Thread: Converting a DB from SQL_ASCII to UTF-8

Converting a DB from SQL_ASCII to UTF-8

From
Michael Monnerie
Date:
Dear list,

how would I convert an existing database (dbmail mail server,
http://dbmail.org/) from SQL_ASCII to UTF-8?

I cannot just dump and reload, because:

psql:/mnt/dbmail:191030: FEHLER:  ungültige Byte-Sequenz für
Kodierung »UTF8«: 0xdc62
TIP:  Dieser Fehler kann auch auftreten, wenn die Bytesequenz nicht mit
der Kodierung übereinstimmt, die der Server erwartet, welche
durch »client_encoding« bestimmt wird.

(How could I tell postfix to speak with me in english?)
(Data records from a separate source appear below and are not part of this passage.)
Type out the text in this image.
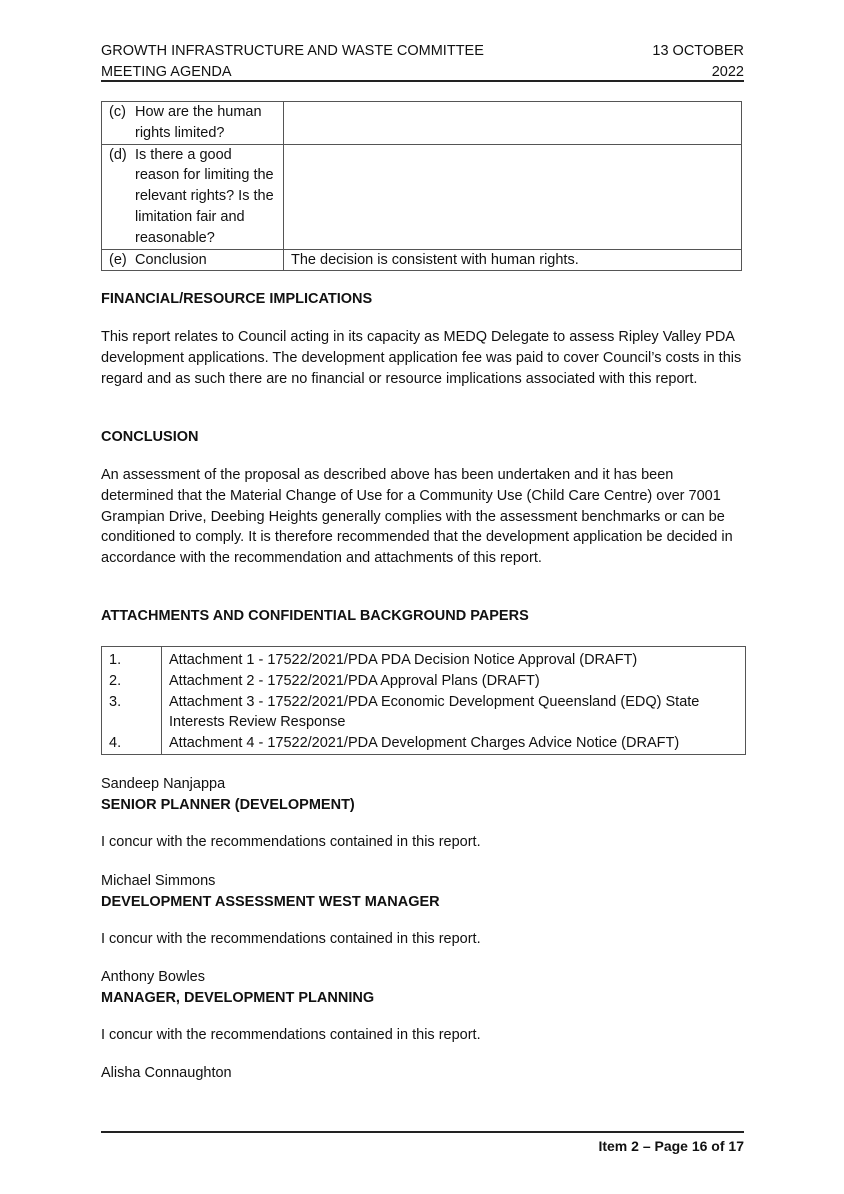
GROWTH INFRASTRUCTURE AND WASTE COMMITTEE
MEETING AGENDA
13 OCTOBER
2022
(c) How are the human rights limited?	

(d) Is there a good reason for limiting the relevant rights? Is the limitation fair and reasonable?	

(e) Conclusion	The decision is consistent with human rights.
FINANCIAL/RESOURCE IMPLICATIONS
This report relates to Council acting in its capacity as MEDQ Delegate to assess Ripley Valley PDA development applications. The development application fee was paid to cover Council’s costs in this regard and as such there are no financial or resource implications associated with this report.
CONCLUSION
An assessment of the proposal as described above has been undertaken and it has been determined that the Material Change of Use for a Community Use (Child Care Centre) over 7001 Grampian Drive, Deebing Heights generally complies with the assessment benchmarks or can be conditioned to comply. It is therefore recommended that the development application be decided in accordance with the recommendation and attachments of this report.
ATTACHMENTS AND CONFIDENTIAL BACKGROUND PAPERS
1.	Attachment 1 - 17522/2021/PDA PDA Decision Notice Approval (DRAFT)
2.	Attachment 2 - 17522/2021/PDA Approval Plans (DRAFT)
3.	Attachment 3 - 17522/2021/PDA Economic Development Queensland (EDQ) State Interests Review Response
4.	Attachment 4 - 17522/2021/PDA Development Charges Advice Notice (DRAFT)
Sandeep Nanjappa
SENIOR PLANNER (DEVELOPMENT)
I concur with the recommendations contained in this report.
Michael Simmons
DEVELOPMENT ASSESSMENT WEST MANAGER
I concur with the recommendations contained in this report.
Anthony Bowles
MANAGER, DEVELOPMENT PLANNING
I concur with the recommendations contained in this report.
Alisha Connaughton
Item 2 – Page 16 of 17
Now what would be the correct way to convert, without destroying any of
the DB contents? There are e-mails there, so binary values are
important, too.

mfg zmi
--
// Michael Monnerie, Ing.BSc    -----      http://it-management.at
// Tel: 0676/846 914 666                      .network.your.ideas.
// PGP Key:         "curl -s http://zmi.at/zmi.asc | gpg --import"
// Fingerprint: EA39 8918 EDFF 0A68 ACFB  11B7 BA2D 060F 1C6F E6B0
// Keyserver: www.keyserver.net                   Key-ID: 1C6FE6B0

Attachment

Re: Converting a DB from SQL_ASCII to UTF-8

From
Ivo Rossacher
Date:
There is no general answer to the question. It highly depends on how the data
was entered.
SQL_ASCII is not an encoding but more the absence of any encoding. So whatever
the client sends will be put into the database. So if you entered data with
different encodings from the client side (typically different clients on
different operating systems). What to do with the data depends highly on the
used encodings of the clients. If you are very lucky and all entries were
based on the same encoding you might run iconv or recode on the dump and
reload the corrected dump. Otherwise you will have to manually, with the help
of recode or iconv, adjust the dump.
If your server is once on UTF-8 the server will convert from and to the
encoding of your client for you. SQL_ASCII asks the server not to convert
anything.

Best regards
Ivo
Am Montag, 18. Juni 2007 16:36 schrieb Michael Monnerie:
> Dear list,
>
> how would I convert an existing database (dbmail mail server,
> http://dbmail.org/) from SQL_ASCII to UTF-8?
>
> I cannot just dump and reload, because:
>
> psql:/mnt/dbmail:191030: FEHLER:  ungültige Byte-Sequenz für
> Kodierung »UTF8«: 0xdc62
> TIP:  Dieser Fehler kann auch auftreten, wenn die Bytesequenz nicht mit
> der Kodierung übereinstimmt, die der Server erwartet, welche
> durch »client_encoding« bestimmt wird.
>
> (How could I tell postfix to speak with me in english?)
>
> Now what would be the correct way to convert, without destroying any of
> the DB contents? There are e-mails there, so binary values are
> important, too.
>
> mfg zmi